ECLI:NL:RBDHA:2024:4573
Rechtbank Den Haag
- Voorlopige voorziening
- Rechtspraak.nl
Afwijzing verzoek om voorlopige voorziening in vreemdelingenrechtelijke zaak
In de uitspraak van 12 maart 2024 heeft de voorzieningenrechter van de Rechtbank Den Haag, J.G. Nicholson, het verzoek om een voorlopige voorziening afgewezen. Dit verzoek was ingediend door verzoekster, de Staatssecretaris van Justitie en Veiligheid, vertegenwoordigd door mr. P.M.W. Jans. De zaak betreft een besluit van 2 juli 2019, waarin het bezwaar van verzoekster tegen een eerder besluit van 8 mei 2019 ongegrond werd verklaard.
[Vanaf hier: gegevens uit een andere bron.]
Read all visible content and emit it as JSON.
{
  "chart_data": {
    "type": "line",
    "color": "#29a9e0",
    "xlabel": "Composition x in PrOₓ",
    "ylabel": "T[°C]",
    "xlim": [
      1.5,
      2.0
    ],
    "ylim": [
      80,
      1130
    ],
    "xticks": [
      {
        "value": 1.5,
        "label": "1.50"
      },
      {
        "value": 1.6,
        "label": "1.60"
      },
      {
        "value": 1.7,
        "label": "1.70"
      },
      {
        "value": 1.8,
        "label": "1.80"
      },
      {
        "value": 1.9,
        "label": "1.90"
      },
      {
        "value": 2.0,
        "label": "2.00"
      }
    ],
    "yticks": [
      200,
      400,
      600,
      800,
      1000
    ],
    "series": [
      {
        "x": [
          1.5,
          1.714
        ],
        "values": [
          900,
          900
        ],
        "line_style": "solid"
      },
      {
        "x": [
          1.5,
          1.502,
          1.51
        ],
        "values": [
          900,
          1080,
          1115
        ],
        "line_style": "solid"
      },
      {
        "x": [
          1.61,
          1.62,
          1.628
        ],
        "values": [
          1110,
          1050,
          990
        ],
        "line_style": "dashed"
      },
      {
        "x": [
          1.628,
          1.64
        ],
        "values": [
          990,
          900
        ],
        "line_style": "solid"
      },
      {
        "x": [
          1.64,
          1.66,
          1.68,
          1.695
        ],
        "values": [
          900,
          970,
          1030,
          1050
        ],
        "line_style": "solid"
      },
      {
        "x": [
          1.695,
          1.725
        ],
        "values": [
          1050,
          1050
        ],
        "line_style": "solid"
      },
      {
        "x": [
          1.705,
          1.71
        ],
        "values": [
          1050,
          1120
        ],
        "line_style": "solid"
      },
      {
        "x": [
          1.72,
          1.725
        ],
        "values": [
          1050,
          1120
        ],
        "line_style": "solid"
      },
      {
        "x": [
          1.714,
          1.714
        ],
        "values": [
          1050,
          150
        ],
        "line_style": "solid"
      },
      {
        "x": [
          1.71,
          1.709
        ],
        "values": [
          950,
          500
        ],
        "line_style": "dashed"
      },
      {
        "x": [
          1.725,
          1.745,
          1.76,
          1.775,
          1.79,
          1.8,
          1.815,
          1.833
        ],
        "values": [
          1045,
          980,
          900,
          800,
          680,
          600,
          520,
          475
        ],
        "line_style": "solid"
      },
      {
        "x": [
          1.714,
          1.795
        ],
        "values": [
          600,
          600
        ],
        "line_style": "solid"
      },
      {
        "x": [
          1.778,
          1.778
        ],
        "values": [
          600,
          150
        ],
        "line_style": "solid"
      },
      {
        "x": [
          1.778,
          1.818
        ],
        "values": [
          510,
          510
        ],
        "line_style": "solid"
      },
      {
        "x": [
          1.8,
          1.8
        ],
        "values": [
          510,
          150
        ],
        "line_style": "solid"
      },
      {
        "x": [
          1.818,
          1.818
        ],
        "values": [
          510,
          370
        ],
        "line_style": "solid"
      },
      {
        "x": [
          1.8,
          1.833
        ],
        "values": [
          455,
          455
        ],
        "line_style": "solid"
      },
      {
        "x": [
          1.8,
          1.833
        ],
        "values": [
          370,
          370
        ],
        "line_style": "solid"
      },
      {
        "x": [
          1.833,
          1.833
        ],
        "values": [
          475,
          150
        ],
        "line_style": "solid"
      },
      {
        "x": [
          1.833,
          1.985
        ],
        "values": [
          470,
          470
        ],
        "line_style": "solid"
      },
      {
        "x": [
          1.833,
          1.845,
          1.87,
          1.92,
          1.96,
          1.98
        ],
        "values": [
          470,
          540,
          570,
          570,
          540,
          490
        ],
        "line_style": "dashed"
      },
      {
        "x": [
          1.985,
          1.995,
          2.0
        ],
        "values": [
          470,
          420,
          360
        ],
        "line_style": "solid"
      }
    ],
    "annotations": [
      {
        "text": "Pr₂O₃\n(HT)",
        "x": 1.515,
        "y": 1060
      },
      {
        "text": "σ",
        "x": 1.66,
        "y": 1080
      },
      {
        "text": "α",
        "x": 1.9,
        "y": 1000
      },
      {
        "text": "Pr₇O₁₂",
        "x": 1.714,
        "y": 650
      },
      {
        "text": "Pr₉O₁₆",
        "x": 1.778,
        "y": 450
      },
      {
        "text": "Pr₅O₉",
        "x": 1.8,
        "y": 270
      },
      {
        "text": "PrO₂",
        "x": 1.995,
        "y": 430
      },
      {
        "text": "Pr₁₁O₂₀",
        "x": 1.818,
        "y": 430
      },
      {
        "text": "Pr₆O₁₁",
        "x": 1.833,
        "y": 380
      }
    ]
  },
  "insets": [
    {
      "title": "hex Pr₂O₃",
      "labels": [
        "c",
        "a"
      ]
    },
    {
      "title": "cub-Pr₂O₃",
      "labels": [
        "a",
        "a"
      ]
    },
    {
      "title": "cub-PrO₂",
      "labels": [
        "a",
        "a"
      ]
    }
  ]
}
In dat eerdere besluit werd de aanvraag van verzoekster voor een verblijfsvergunning regulier voor bepaalde tijd, met het oog op verblijf bij haar partner, afgewezen. Tevens werd vastgesteld dat verzoekster geen afgeleid verblijfsrecht had op basis van artikel 20 van het VWEU.
Verzoekster heeft beroep ingesteld tegen het bestreden besluit en verzocht om een voorlopige voorziening. De voorzieningenrechter heeft in zijn beoordeling vastgesteld dat de meervoudige kamer van de rechtbank in een eerdere uitspraak het beroep van verzoekster in een vergelijkbare zaak (zaaknummer AWB 19/5840) ongegrond heeft verklaard. Gezien deze beslissing in de hoofdzaak, was er volgens de voorzieningenrechter geen grond meer voor het treffen van de verzochte voorlopige voorziening. Het verzoek is dan ook afgewezen op basis van artikel 8:83, derde lid, van de Algemene wet bestuursrecht.
Daarnaast heeft de voorzieningenrechter geoordeeld dat er geen aanleiding is voor een proceskostenveroordeling. De uitspraak is openbaar uitgesproken en een afschrift is verzonden aan de betrokken partijen. Tegen deze uitspraak staat geen hoger beroep of verzet open.